The lessons learnt and the solutions formulated to counteract the challenges will stand the franchisor and his/ her franchisees in good stead to pre-empt any future curveballs. By getting the buy-in from everyone in the organisation to be part of the recovery and rebooting of the brand, the brand’s true potential will be unleashed.
- Put a short term plan in place
In the short term, franchisors must attend to their existing franchisees before expanding. New franchisees will want to know how existing franchisees are doing, and being transparent and honest is key to being an ethical franchisor.

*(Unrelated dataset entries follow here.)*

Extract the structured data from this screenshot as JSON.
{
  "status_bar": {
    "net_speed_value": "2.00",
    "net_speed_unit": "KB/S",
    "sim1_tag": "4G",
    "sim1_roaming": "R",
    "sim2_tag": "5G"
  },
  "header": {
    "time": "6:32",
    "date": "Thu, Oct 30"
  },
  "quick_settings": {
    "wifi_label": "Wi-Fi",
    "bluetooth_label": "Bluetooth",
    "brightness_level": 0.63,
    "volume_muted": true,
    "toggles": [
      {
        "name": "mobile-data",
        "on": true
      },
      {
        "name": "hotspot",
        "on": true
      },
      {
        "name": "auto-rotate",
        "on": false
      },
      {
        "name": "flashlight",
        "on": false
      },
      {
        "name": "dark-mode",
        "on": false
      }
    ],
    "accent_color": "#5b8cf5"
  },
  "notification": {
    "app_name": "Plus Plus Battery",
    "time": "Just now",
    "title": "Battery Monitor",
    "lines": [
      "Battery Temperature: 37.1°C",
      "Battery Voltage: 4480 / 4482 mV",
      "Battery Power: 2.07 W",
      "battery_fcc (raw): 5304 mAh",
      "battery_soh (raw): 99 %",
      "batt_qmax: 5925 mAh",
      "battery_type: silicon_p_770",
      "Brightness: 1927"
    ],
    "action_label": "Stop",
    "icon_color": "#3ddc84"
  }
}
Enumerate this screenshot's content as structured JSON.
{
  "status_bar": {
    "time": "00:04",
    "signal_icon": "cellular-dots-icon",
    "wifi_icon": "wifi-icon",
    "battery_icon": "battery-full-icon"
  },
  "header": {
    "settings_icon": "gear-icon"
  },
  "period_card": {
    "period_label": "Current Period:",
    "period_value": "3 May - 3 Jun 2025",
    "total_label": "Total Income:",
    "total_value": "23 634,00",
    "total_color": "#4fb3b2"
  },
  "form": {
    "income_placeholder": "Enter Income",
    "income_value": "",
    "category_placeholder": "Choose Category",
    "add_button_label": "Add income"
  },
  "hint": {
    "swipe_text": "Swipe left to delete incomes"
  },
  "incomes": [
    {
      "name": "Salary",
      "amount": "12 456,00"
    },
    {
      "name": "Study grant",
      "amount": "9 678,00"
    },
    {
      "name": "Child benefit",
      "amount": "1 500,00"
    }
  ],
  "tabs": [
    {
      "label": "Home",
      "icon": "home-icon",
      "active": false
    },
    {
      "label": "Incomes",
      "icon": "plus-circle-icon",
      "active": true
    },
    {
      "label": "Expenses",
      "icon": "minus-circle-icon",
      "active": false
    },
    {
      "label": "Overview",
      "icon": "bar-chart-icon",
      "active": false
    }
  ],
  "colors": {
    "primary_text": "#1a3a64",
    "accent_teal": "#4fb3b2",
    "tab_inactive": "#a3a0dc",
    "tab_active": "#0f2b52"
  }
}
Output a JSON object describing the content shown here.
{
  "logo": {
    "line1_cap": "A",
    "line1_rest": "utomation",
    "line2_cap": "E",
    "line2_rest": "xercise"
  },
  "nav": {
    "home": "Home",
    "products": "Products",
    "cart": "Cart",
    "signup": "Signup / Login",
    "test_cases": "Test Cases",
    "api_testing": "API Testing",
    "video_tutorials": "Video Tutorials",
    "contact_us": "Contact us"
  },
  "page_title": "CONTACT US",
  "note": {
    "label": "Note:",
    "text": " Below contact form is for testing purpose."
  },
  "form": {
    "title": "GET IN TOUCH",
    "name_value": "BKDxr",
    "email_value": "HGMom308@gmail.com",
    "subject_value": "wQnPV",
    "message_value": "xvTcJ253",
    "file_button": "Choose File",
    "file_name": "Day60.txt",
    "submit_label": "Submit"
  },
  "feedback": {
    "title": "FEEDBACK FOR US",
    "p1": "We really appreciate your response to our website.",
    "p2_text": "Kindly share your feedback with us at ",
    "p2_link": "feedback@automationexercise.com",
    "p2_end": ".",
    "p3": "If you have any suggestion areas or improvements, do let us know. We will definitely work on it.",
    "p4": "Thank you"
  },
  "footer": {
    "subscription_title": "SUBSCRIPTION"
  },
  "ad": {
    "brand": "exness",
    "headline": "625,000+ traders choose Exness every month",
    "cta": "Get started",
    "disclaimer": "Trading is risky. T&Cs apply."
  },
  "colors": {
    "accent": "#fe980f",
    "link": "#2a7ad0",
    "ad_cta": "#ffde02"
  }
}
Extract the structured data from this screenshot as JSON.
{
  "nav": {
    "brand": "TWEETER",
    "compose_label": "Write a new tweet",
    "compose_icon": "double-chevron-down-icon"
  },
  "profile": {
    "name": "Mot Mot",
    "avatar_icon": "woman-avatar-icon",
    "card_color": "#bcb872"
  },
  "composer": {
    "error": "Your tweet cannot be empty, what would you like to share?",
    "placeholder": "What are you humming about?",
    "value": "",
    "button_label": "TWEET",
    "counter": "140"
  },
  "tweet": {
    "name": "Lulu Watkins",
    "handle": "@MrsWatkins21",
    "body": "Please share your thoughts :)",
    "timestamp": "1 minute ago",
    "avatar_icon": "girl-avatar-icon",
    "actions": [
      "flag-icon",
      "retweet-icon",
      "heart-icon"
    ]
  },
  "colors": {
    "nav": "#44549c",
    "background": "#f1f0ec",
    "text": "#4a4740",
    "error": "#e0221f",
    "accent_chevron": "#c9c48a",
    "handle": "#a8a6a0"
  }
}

Franchising seems to have fared better than independent businesses and there are signs of a strong rebound. If most of a brand’s franchisees are in the ‘soaring’ phase then, go ahead with expansion plans, secure in the knowledge that the worst has been overcome.
- Put a long-term plan in place
For the long term, planning expansion goals must consider challenges such as cash flow, a struggling economy and other pitfalls. If Covid and the past four years have taught us anything, it’s to be prepared for any eventuality and always have a strong financial strategy in place.
Almost all respondents, and especially those in the food sector, expressed concern that the country was facing a deepening crisis that is impacting all areas of the economy – due to the ongoing and escalating load shedding which has a snowball effect on everything from food security to logistics to service delivery - with very little done by the government to mitigate this.
FASA’s CEO Fred Makgato believes that the only way to avoid an impending disaster in South Africa is for the government to deal with load shedding and to recognize that it is the businesses, both large and especially that are keeping the economy going.
“On the back of such a strong survey of the franchising sector, that is prepared to safeguard its position as a significant contributor to the country’s economy and is willing to play its part to keep the wheels of business and entrepreneurship turning, we call on government to now do their part in rectifying the debilitating state of the country for the sake of the economy, its citizens and the future of South Africa.”